Beberapa jenis pemeriksaan serologi kusta yang banyak digunakan, antara
lain:
A. Uji FLA-ABS (Fluorescent leprosy Antibodi-Absorption test)
Uji ini menggunakan antigen bakteri M. leprae secara utuh yang telah
dilabel dengan zat fluoresensi. Hasil uji ini memberikan sensitivitas
yang tinggi namun spesivisitasnya agak kurang karena adanya reaksi
silang dengan antigen dari mikrobakteri lain.
B. Radio Immunoassay (RIA)
Uji ini menggunakan antigen dari M. leprae yang dibiakkan dalam
tubuh Armadillo yang diberi label radio aktif. 34
C. Uji MLPA (Mycobacterium leprae particle agglutination)
Uji ini berdasarkan reaksi aglutinasi antara antigen sintetik PGL-1
dengan antibodi dalam serum. Uji MLPA merupakan uji yang praktis
untuk dilakukan di lapangan, terutama untuk keperluan skrining kasus
seropositif.
D. Antibodi monoklonal (Mab) epitop MLO4 dari protein 35-kDa
M.leprae menggunakan M. leprae sonicate (MLS) yang spesifik dan
sensitif untuk serodiagnosis kusta. Protein 35-kDa M. leprae adalah
suatu target spesifik dan yang utama dari respon imun seluler terhadap
M. leprae, merangsang proliferasi sel T dan sekresi interferon gamma
pada pasien kusta dan kontak.
E. Uji ELISA (Enzyme Linked Immuno-Assay)
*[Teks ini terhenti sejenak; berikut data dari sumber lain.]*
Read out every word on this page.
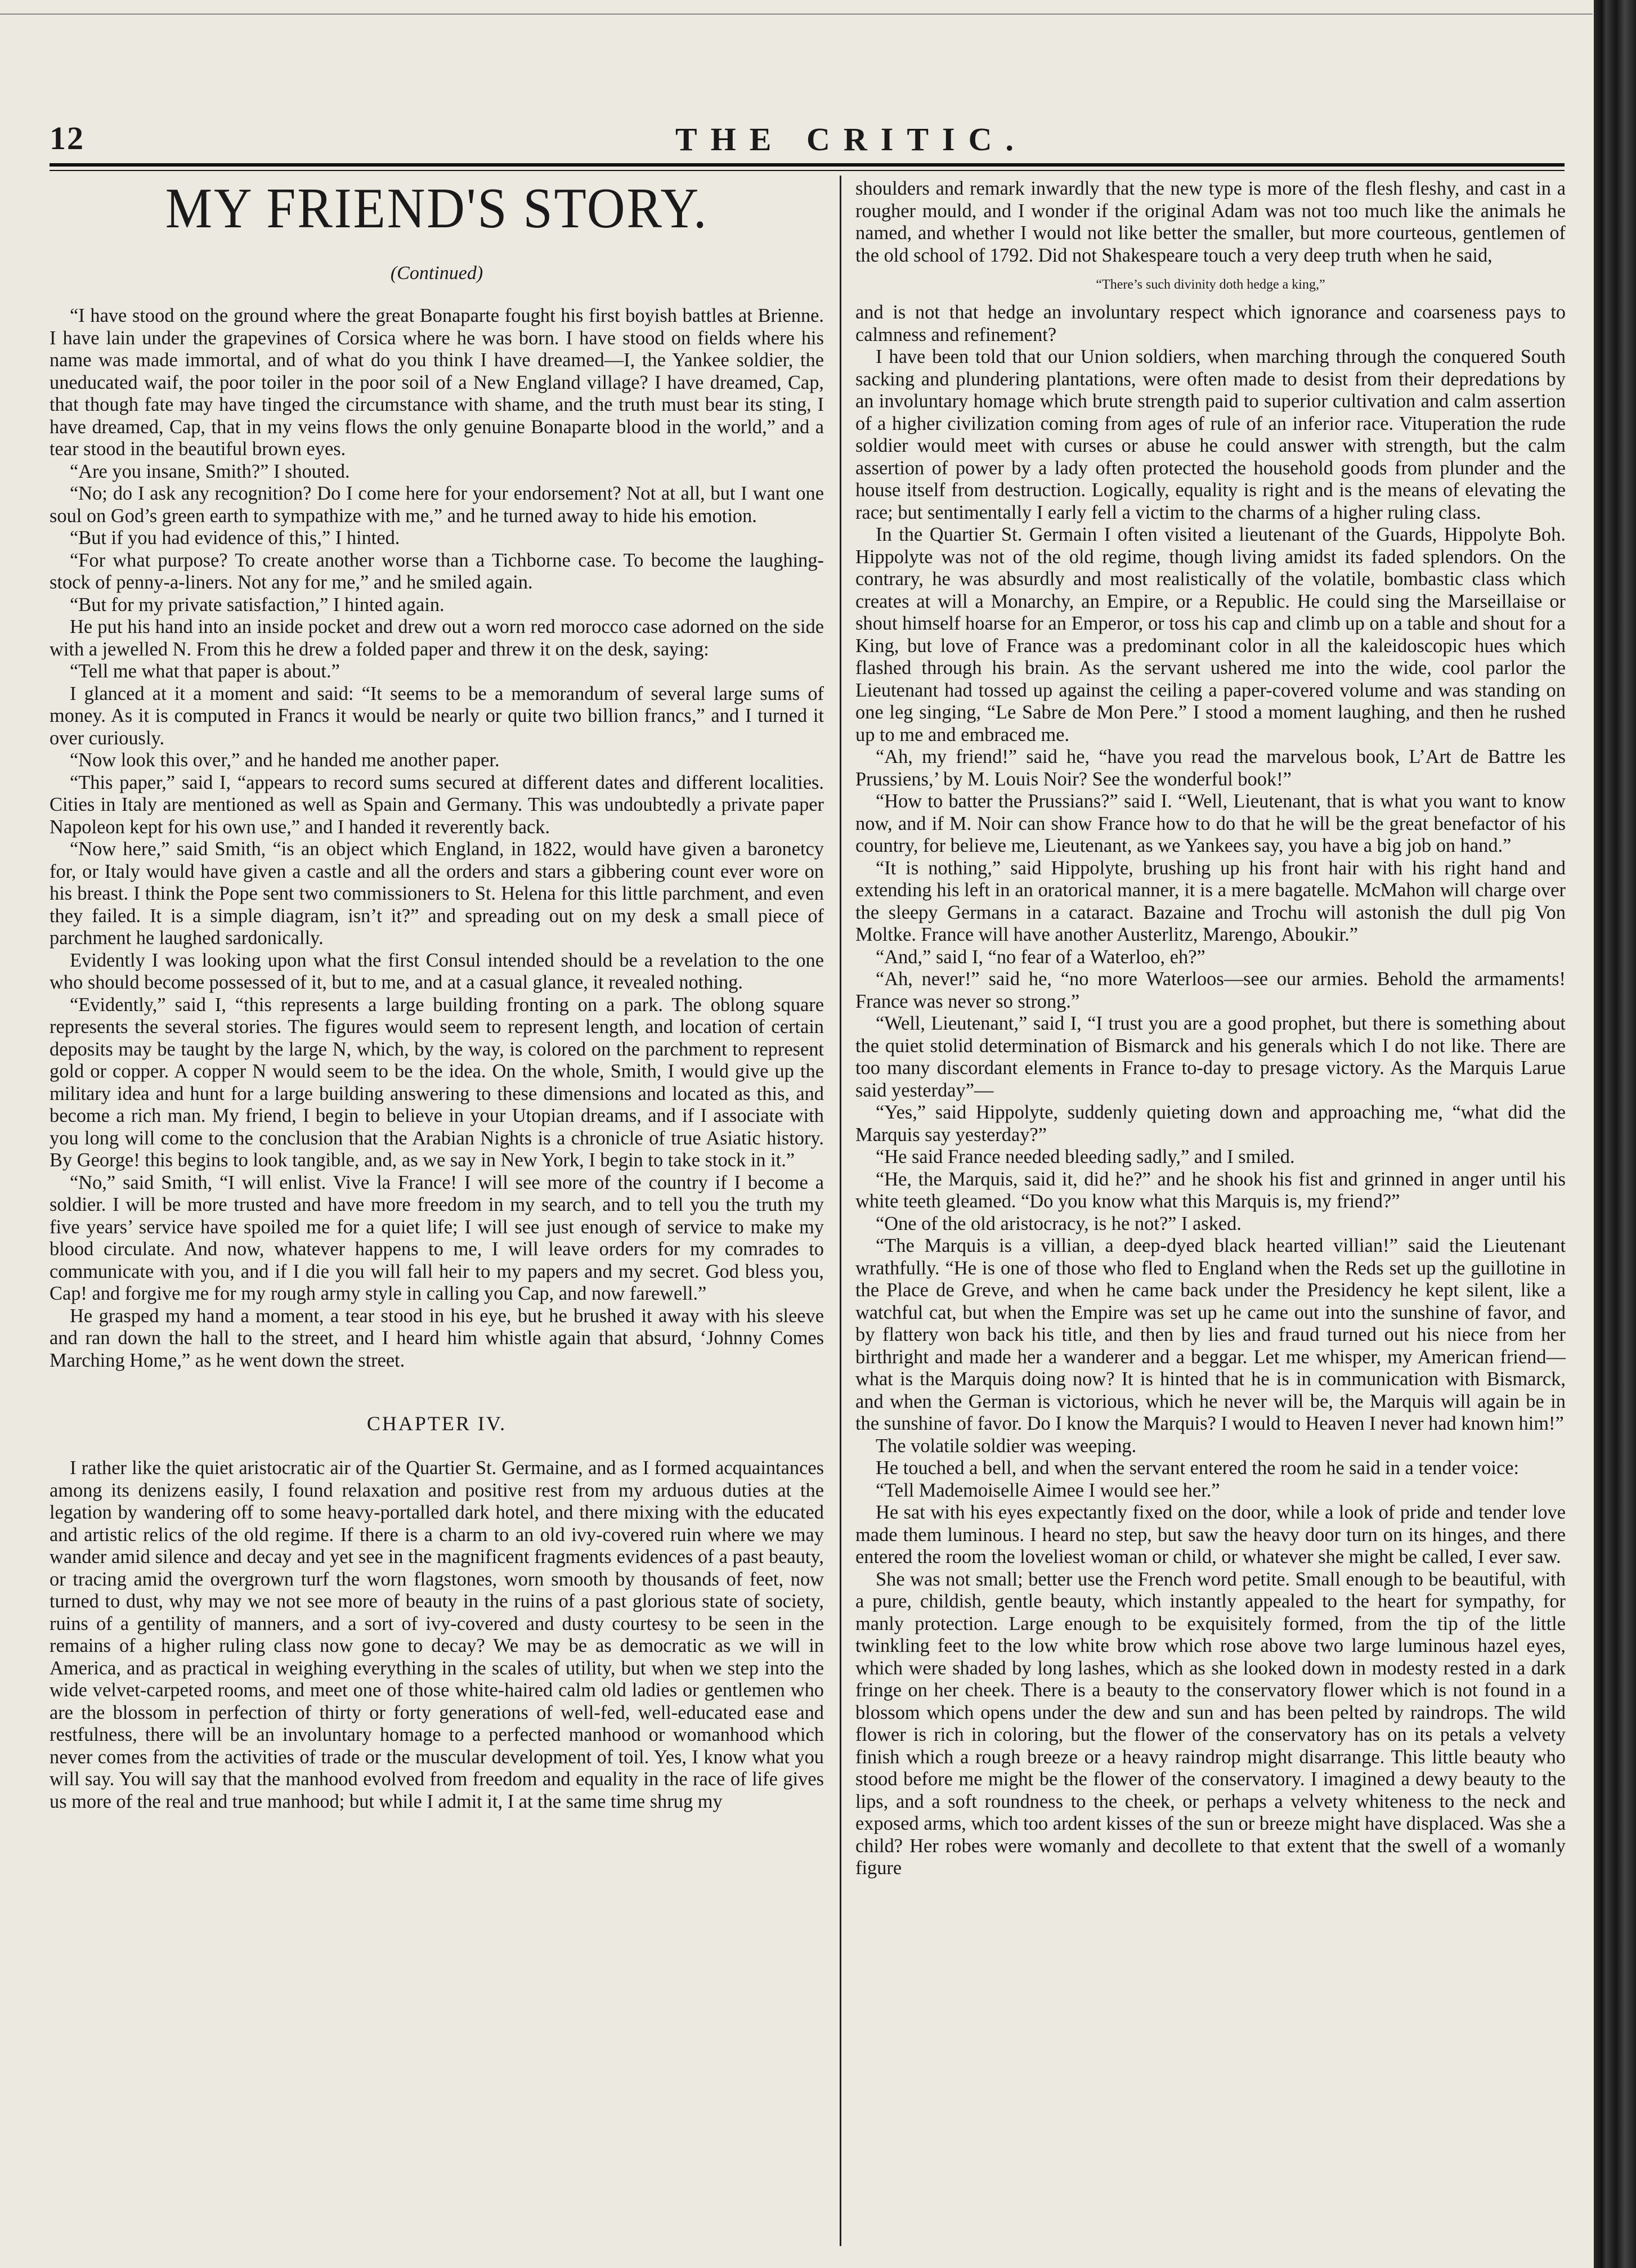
12	THE CRITIC.
MY FRIEND'S STORY.
(Continued)

“I have stood on the ground where the great Bonaparte fought his first boyish battles at Brienne. I have lain under the grapevines of Corsica where he was born. I have stood on fields where his name was made immortal, and of what do you think I have dreamed—I, the Yankee soldier, the uneducated waif, the poor toiler in the poor soil of a New England village? I have dreamed, Cap, that though fate may have tinged the circumstance with shame, and the truth must bear its sting, I have dreamed, Cap, that in my veins flows the only genuine Bonaparte blood in the world,” and a tear stood in the beautiful brown eyes.

“Are you insane, Smith?” I shouted.

“No; do I ask any recognition? Do I come here for your endorsement? Not at all, but I want one soul on God’s green earth to sympathize with me,” and he turned away to hide his emotion.

“But if you had evidence of this,” I hinted.

“For what purpose? To create another worse than a Tichborne case. To become the laughing-stock of penny-a-liners. Not any for me,” and he smiled again.

“But for my private satisfaction,” I hinted again.

He put his hand into an inside pocket and drew out a worn red morocco case adorned on the side with a jewelled N. From this he drew a folded paper and threw it on the desk, saying:

“Tell me what that paper is about.”

I glanced at it a moment and said: “It seems to be a memorandum of several large sums of money. As it is computed in Francs it would be nearly or quite two billion francs,” and I turned it over curiously.

“Now look this over,” and he handed me another paper.

“This paper,” said I, “appears to record sums secured at different dates and different localities. Cities in Italy are mentioned as well as Spain and Germany. This was undoubtedly a private paper Napoleon kept for his own use,” and I handed it reverently back.

“Now here,” said Smith, “is an object which England, in 1822, would have given a baronetcy for, or Italy would have given a castle and all the orders and stars a gibbering count ever wore on his breast. I think the Pope sent two commissioners to St. Helena for this little parchment, and even they failed. It is a simple diagram, isn’t it?” and spreading out on my desk a small piece of parchment he laughed sardonically.

Evidently I was looking upon what the first Consul intended should be a revelation to the one who should become possessed of it, but to me, and at a casual glance, it revealed nothing.

“Evidently,” said I, “this represents a large building fronting on a park. The oblong square represents the several stories. The figures would seem to represent length, and location of certain deposits may be taught by the large N, which, by the way, is colored on the parchment to represent gold or copper. A copper N would seem to be the idea. On the whole, Smith, I would give up the military idea and hunt for a large building answering to these dimensions and located as this, and become a rich man. My friend, I begin to believe in your Utopian dreams, and if I associate with you long will come to the conclusion that the Arabian Nights is a chronicle of true Asiatic history. By George! this begins to look tangible, and, as we say in New York, I begin to take stock in it.”

“No,” said Smith, “I will enlist. Vive la France! I will see more of the country if I become a soldier. I will be more trusted and have more freedom in my search, and to tell you the truth my five years’ service have spoiled me for a quiet life; I will see just enough of service to make my blood circulate. And now, whatever happens to me, I will leave orders for my comrades to communicate with you, and if I die you will fall heir to my papers and my secret. God bless you, Cap! and forgive me for my rough army style in calling you Cap, and now farewell.”

He grasped my hand a moment, a tear stood in his eye, but he brushed it away with his sleeve and ran down the hall to the street, and I heard him whistle again that absurd, ‘Johnny Comes Marching Home,” as he went down the street.

CHAPTER IV.

I rather like the quiet aristocratic air of the Quartier St. Germaine, and as I formed acquaintances among its denizens easily, I found relaxation and positive rest from my arduous duties at the legation by wandering off to some heavy-portalled dark hotel, and there mixing with the educated and artistic relics of the old regime. If there is a charm to an old ivy-covered ruin where we may wander amid silence and decay and yet see in the magnificent fragments evidences of a past beauty, or tracing amid the overgrown turf the worn flagstones, worn smooth by thousands of feet, now turned to dust, why may we not see more of beauty in the ruins of a past glorious state of society, ruins of a gentility of manners, and a sort of ivy-covered and dusty courtesy to be seen in the remains of a higher ruling class now gone to decay? We may be as democratic as we will in America, and as practical in weighing everything in the scales of utility, but when we step into the wide velvet-carpeted rooms, and meet one of those white-haired calm old ladies or gentlemen who are the blossom in perfection of thirty or forty generations of well-fed, well-educated ease and restfulness, there will be an involuntary homage to a perfected manhood or womanhood which never comes from the activities of trade or the muscular development of toil. Yes, I know what you will say. You will say that the manhood evolved from freedom and equality in the race of life gives us more of the real and true manhood; but while I admit it, I at the same time shrug my

shoulders and remark inwardly that the new type is more of the flesh fleshy, and cast in a rougher mould, and I wonder if the original Adam was not too much like the animals he named, and whether I would not like better the smaller, but more courteous, gentlemen of the old school of 1792. Did not Shakespeare touch a very deep truth when he said,

“There’s such divinity doth hedge a king,”

and is not that hedge an involuntary respect which ignorance and coarseness pays to calmness and refinement?

I have been told that our Union soldiers, when marching through the conquered South sacking and plundering plantations, were often made to desist from their depredations by an involuntary homage which brute strength paid to superior cultivation and calm assertion of a higher civilization coming from ages of rule of an inferior race. Vituperation the rude soldier would meet with curses or abuse he could answer with strength, but the calm assertion of power by a lady often protected the household goods from plunder and the house itself from destruction. Logically, equality is right and is the means of elevating the race; but sentimentally I early fell a victim to the charms of a higher ruling class.

In the Quartier St. Germain I often visited a lieutenant of the Guards, Hippolyte Boh. Hippolyte was not of the old regime, though living amidst its faded splendors. On the contrary, he was absurdly and most realistically of the volatile, bombastic class which creates at will a Monarchy, an Empire, or a Republic. He could sing the Marseillaise or shout himself hoarse for an Emperor, or toss his cap and climb up on a table and shout for a King, but love of France was a predominant color in all the kaleidoscopic hues which flashed through his brain. As the servant ushered me into the wide, cool parlor the Lieutenant had tossed up against the ceiling a paper-covered volume and was standing on one leg singing, “Le Sabre de Mon Pere.” I stood a moment laughing, and then he rushed up to me and embraced me.

“Ah, my friend!” said he, “have you read the marvelous book, L’Art de Battre les Prussiens,’ by M. Louis Noir? See the wonderful book!”

“How to batter the Prussians?” said I. “Well, Lieutenant, that is what you want to know now, and if M. Noir can show France how to do that he will be the great benefactor of his country, for believe me, Lieutenant, as we Yankees say, you have a big job on hand.”

“It is nothing,” said Hippolyte, brushing up his front hair with his right hand and extending his left in an oratorical manner, it is a mere bagatelle. McMahon will charge over the sleepy Germans in a cataract. Bazaine and Trochu will astonish the dull pig Von Moltke. France will have another Austerlitz, Marengo, Aboukir.”

“And,” said I, “no fear of a Waterloo, eh?”

“Ah, never!” said he, “no more Waterloos—see our armies. Behold the armaments! France was never so strong.”

“Well, Lieutenant,” said I, “I trust you are a good prophet, but there is something about the quiet stolid determination of Bismarck and his generals which I do not like. There are too many discordant elements in France to-day to presage victory. As the Marquis Larue said yesterday”—

“Yes,” said Hippolyte, suddenly quieting down and approaching me, “what did the Marquis say yesterday?”

“He said France needed bleeding sadly,” and I smiled.

“He, the Marquis, said it, did he?” and he shook his fist and grinned in anger until his white teeth gleamed. “Do you know what this Marquis is, my friend?”

“One of the old aristocracy, is he not?” I asked.

“The Marquis is a villian, a deep-dyed black hearted villian!” said the Lieutenant wrathfully. “He is one of those who fled to England when the Reds set up the guillotine in the Place de Greve, and when he came back under the Presidency he kept silent, like a watchful cat, but when the Empire was set up he came out into the sunshine of favor, and by flattery won back his title, and then by lies and fraud turned out his niece from her birthright and made her a wanderer and a beggar. Let me whisper, my American friend—what is the Marquis doing now? It is hinted that he is in communication with Bismarck, and when the German is victorious, which he never will be, the Marquis will again be in the sunshine of favor. Do I know the Marquis? I would to Heaven I never had known him!”

The volatile soldier was weeping.

He touched a bell, and when the servant entered the room he said in a tender voice:

“Tell Mademoiselle Aimee I would see her.”

He sat with his eyes expectantly fixed on the door, while a look of pride and tender love made them luminous. I heard no step, but saw the heavy door turn on its hinges, and there entered the room the loveliest woman or child, or whatever she might be called, I ever saw.

She was not small; better use the French word petite. Small enough to be beautiful, with a pure, childish, gentle beauty, which instantly appealed to the heart for sympathy, for manly protection. Large enough to be exquisitely formed, from the tip of the little twinkling feet to the low white brow which rose above two large luminous hazel eyes, which were shaded by long lashes, which as she looked down in modesty rested in a dark fringe on her cheek. There is a beauty to the conservatory flower which is not found in a blossom which opens under the dew and sun and has been pelted by raindrops. The wild flower is rich in coloring, but the flower of the conservatory has on its petals a velvety finish which a rough breeze or a heavy raindrop might disarrange. This little beauty who stood before me might be the flower of the conservatory. I imagined a dewy beauty to the lips, and a soft roundness to the cheek, or perhaps a velvety whiteness to the neck and exposed arms, which too ardent kisses of the sun or breeze might have displaced. Was she a child? Her robes were womanly and decollete to that extent that the swell of a womanly figure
Uji ELISA pertama kali digunakan dalam bidang imunologi untuk
menganalisis interaksi antara antigen dan antibodi di dalam suatu
sampel, dimana interaksi tersebut ditandai dengan menggunakan suatu
enzim yang berfungsi sebagai penanda.
Dalam perkembangan selanjutnya, selain digunakan sebagai uji
kualitatif untuk mengetahui keberadaan suatu antibodi atau antigen
dengan menggunakan antibodi atau antigen spesifik, teknik ELISA juga
dapat diaplikasikan dalam uji kuantitatif untuk mengukur kadar
antibodi atau antigen yang diuji dengan menggunakan alat bantu berupa
spektrofotometer.
Prinsip uji ELISA adalah mengukur banyaknya ikatan antigen antibodi
yang terbentuk dengan diberi label (biasanya berupa enzim) pada ikatan
tersebut, selanjutnya terjadi perubahan warna yang dapat diukur dengan
spektrofotometer dengan panjang gelombang tertentu. Pemeriksaan ini
umumnya menggunakan plat mikro untuk tempat terjadinya reaksi.
Terdapat tiga metode ELISA, antara lain:
A. Direct ELISA
Pada direct ELISA, antigen melekat pada fase solid dan bereaksi
dengan antibodi sekunder yang dilabel enzim, kemudian
ditambahkan substrat sehingga terjadi perubahan warna yang dapat
diukur dengan spektrofotometer.
Pada penelitian ini akan menggunakan metode indirect ELISA
untuk mengukur kadar antibodi IgM anti PGL-1 pada penderita
kusta. Salah satu keuntungan dari uji ELISA adalah sensitif karena
dapat mendeteksi dari level 0,01 μg/ml.